I have following code to calculate the frequency of a sorted list recursively. I don't understand why there are so many recursive calls happening in this to be precise (997). What am I doing wrong over here.

def frequency_util(A, low, high, freq):
    if A[low] == A[high]:
        freq[A[low]] += high-low+1
    else:
        mid = (low+high)//2
        frequency_util(A, low, mid, freq)
        frequency_util(A, mid, high, freq)

def frequency(A):
    freq = [0]*A[len(A)-1]
    frequency_util(A, 0, len(A)-1, freq)

    return freq


if __name__ == '__main__':
    print(frequency([1, 1, 1, 2, 3, 3, 5, 5]))

Answer 1

You have an infinite recursion there.

The problem happens at several points, when you have a subproblem of size 2 with different values in each position (e.g. A[3:4] ---> [2,3]). In that case, you code is always spawning 2 additional calls to frequency_util, and one of them will still include the array with size 2 anyway (A[3:4] --> A[3:3], A[3:4])
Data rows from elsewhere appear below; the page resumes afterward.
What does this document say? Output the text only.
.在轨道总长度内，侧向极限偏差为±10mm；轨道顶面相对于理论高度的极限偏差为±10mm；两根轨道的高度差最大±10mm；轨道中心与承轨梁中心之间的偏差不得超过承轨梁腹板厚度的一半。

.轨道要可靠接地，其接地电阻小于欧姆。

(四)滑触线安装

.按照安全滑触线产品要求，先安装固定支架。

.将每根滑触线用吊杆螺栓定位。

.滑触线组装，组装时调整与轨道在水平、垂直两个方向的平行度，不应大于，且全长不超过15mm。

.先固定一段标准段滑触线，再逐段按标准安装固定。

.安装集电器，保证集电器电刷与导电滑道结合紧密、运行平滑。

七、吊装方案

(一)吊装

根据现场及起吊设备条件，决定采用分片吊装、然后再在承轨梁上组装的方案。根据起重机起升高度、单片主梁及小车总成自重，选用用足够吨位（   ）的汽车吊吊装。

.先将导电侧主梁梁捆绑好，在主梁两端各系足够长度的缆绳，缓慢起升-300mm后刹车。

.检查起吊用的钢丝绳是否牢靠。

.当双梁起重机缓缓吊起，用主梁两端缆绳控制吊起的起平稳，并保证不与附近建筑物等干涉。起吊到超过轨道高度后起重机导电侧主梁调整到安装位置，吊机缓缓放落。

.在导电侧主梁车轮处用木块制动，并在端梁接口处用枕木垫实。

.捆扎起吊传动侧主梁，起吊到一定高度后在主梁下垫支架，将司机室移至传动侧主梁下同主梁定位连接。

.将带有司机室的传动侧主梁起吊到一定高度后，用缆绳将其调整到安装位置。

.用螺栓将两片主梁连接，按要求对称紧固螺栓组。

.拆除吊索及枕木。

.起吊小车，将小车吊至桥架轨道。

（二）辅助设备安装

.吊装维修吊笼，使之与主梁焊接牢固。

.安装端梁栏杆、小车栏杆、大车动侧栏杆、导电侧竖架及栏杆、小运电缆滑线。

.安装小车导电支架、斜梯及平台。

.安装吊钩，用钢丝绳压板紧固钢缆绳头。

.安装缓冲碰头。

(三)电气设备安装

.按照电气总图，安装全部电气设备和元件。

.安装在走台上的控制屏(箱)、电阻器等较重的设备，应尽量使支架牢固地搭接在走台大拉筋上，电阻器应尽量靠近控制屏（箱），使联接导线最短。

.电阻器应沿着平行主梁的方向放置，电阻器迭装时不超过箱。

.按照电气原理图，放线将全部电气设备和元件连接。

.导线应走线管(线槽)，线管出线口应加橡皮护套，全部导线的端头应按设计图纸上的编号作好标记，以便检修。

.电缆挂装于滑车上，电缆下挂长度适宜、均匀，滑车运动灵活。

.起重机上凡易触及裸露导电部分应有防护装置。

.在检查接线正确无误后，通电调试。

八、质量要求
You can start fixing it by adding an additional stopping condition:

if high - low == 1:
    freq[A[low]] += 1
    freq[A[high]] += 1

Also, note that there are more bugs in your code:

• You are defining a 0-indexed array to store the counts, but when updating them you are considering 1-indexing instead.
• mid should be computed like this: mid = (low+high)//2
• Since both low and high are counted, your second call to frequency_util should include only (mid+1, high)

Here's an example of a valid solution:

def frequency_util(A, low, high, freq):
    if A[low] == A[high]:
        freq[A[low]] += high-low+1
    elif high - low == 1:
        freq[A[low]] += 1
        freq[A[high]] += 1
    else:
        mid = (low+high)//2
        frequency_util(A, low, mid, freq)
        frequency_util(A, mid+1, high, freq)

def frequency(A):
    freq = [0] * (A[len(A)-1] + 1)
    frequency_util(A, 0, len(A)-1, freq)

    return freq


if __name__ == '__main__':
    print(frequency([1, 1, 1, 2, 3, 3, 5, 5]))

Which gives as output:

[0, 3, 1, 2, 0, 2]